Lena hesitated, her shoulders tensing. “It started two weeks ago,” she admitted. “At first, it was just missing animals. Then it was our scouts. Our people started vanishing, one by one.” Her breath hitched. “We thought maybe it was another predator. Wolves, maybe.”
She stopped short, her entire body going rigid, and I didn’t even have to ask why. Because I heard it too. A sound drifted through the trees, faint at first, but growing, sharpening.
Screams. High, panicked, raw with terror.
And then, cutting through the night like a blade, came the eerie, bone-deep howl of something that had once been human, but wasn’t anymore.
My stomach clenched. That sound wasn’t natural. It wasn’t even animal. It was hunger, madness, a nightmare given voice.
Declan and I exchanged a look, tension snapping taut between us.
No more talking.
No more hesitation.
We ran.
CHAPTER TWELVE
DONOVAN/ DECLAN
DONOVAN
The scent of blood hit me first.
Thick, metallic, and far too fresh. It coated the air, sharp against the cold night, making my stomach twist.

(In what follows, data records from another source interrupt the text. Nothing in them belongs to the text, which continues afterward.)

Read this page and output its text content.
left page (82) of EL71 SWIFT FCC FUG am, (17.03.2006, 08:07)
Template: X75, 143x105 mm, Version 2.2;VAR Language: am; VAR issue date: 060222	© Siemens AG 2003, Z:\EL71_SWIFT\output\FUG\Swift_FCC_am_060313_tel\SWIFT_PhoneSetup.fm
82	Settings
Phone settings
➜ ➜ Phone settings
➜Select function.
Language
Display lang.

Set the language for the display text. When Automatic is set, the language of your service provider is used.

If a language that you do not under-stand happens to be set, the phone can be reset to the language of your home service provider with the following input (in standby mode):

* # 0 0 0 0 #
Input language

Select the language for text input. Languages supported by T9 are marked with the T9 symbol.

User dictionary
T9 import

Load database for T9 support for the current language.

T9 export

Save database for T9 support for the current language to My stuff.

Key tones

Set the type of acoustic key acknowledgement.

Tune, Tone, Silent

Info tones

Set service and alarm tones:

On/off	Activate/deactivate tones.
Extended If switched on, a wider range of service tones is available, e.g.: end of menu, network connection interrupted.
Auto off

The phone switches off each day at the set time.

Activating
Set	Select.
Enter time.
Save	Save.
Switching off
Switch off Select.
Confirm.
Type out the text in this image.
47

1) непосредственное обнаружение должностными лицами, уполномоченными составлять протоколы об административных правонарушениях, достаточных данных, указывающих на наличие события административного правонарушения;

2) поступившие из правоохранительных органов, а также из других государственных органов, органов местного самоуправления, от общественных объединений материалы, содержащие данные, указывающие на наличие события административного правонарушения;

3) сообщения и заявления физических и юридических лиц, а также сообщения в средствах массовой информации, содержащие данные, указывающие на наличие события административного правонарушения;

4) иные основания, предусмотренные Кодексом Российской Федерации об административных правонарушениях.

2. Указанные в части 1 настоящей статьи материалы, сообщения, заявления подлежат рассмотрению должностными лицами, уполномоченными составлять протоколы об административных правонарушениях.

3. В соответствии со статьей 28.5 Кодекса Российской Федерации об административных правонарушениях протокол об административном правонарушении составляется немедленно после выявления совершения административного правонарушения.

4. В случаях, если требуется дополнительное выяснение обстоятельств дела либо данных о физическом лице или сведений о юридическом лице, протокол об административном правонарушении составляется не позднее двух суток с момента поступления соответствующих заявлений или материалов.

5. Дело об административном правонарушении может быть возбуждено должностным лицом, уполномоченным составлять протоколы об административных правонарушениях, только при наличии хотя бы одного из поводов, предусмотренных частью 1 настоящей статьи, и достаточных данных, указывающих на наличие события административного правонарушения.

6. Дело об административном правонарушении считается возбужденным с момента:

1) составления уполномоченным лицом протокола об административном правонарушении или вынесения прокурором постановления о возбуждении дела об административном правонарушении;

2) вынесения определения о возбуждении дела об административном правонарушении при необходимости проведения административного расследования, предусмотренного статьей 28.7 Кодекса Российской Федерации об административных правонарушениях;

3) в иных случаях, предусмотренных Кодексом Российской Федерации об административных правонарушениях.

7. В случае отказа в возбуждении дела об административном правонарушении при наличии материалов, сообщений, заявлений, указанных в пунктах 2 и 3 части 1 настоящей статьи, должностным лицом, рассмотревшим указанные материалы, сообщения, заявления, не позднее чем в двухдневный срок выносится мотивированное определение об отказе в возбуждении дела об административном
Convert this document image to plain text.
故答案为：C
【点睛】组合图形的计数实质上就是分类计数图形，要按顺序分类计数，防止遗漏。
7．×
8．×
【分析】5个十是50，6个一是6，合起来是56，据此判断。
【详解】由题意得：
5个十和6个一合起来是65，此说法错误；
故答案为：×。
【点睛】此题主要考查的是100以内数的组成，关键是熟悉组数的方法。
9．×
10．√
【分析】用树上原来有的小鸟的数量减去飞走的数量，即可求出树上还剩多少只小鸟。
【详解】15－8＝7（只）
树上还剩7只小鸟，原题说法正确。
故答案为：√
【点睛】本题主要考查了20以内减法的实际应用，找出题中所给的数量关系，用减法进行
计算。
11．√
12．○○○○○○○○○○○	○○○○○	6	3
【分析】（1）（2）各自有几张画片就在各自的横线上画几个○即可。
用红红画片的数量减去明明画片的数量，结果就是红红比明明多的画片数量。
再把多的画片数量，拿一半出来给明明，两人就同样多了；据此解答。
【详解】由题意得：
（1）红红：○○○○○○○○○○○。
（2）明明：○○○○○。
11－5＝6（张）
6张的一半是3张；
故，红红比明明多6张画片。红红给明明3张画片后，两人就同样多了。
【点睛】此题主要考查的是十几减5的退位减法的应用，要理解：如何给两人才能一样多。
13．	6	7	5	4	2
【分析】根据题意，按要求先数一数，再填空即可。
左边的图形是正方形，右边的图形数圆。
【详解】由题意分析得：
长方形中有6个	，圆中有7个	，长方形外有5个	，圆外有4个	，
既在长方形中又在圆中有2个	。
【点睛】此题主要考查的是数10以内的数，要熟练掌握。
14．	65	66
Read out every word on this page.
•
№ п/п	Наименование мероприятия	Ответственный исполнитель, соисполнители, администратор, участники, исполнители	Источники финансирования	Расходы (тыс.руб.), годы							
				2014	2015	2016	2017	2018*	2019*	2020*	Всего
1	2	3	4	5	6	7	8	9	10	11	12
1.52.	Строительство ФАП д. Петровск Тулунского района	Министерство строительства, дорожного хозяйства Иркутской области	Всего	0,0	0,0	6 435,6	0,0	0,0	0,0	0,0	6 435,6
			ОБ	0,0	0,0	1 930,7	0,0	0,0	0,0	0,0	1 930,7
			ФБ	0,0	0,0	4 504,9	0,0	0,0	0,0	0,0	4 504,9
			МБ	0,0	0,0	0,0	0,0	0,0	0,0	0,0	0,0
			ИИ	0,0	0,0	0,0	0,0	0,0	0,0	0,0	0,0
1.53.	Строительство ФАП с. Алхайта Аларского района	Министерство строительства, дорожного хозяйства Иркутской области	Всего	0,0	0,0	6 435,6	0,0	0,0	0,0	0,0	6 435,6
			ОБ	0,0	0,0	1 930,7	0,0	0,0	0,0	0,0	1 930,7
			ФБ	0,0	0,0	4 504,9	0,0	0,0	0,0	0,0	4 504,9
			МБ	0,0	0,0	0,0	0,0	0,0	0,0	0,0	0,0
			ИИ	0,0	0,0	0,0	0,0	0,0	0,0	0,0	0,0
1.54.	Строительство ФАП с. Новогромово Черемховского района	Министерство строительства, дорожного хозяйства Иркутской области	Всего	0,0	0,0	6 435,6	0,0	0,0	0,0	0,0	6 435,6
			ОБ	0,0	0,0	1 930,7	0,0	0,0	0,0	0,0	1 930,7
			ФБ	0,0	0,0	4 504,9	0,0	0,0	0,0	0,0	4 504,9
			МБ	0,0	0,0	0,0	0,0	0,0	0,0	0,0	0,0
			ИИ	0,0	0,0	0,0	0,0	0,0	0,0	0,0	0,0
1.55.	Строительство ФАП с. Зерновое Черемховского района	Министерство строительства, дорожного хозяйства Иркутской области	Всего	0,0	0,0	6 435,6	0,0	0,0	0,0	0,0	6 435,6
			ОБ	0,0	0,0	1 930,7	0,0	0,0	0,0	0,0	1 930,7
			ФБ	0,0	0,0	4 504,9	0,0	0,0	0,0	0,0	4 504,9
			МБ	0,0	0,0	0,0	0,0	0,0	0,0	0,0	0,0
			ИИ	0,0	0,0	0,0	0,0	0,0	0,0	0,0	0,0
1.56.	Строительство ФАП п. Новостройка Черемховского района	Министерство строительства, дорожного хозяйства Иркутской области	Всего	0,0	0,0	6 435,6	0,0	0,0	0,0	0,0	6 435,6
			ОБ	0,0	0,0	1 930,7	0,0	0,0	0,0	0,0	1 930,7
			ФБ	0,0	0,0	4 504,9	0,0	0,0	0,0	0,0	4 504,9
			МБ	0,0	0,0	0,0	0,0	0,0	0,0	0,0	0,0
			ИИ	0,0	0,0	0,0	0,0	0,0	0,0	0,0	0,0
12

The village was in chaos. Fires flickered through shattered windows, and bodies, some human, some shifting mid-form, were strewn across the dirt paths.
The scent of predator and prey clashed, filling the air with an unmistakable stench of violence.
And over it all, the sounds of battle raged. Shouts, screams, the guttural growls of the rabid vampires as they tore through the settlement.
We were already too late to stop the first wave.
But we could stop the next.
Declan was at my side, silent and coiled tight like a loaded spring. His eyes gleamed in the dim light, sharp as a blade’s edge, his fangs peeking from between his lips.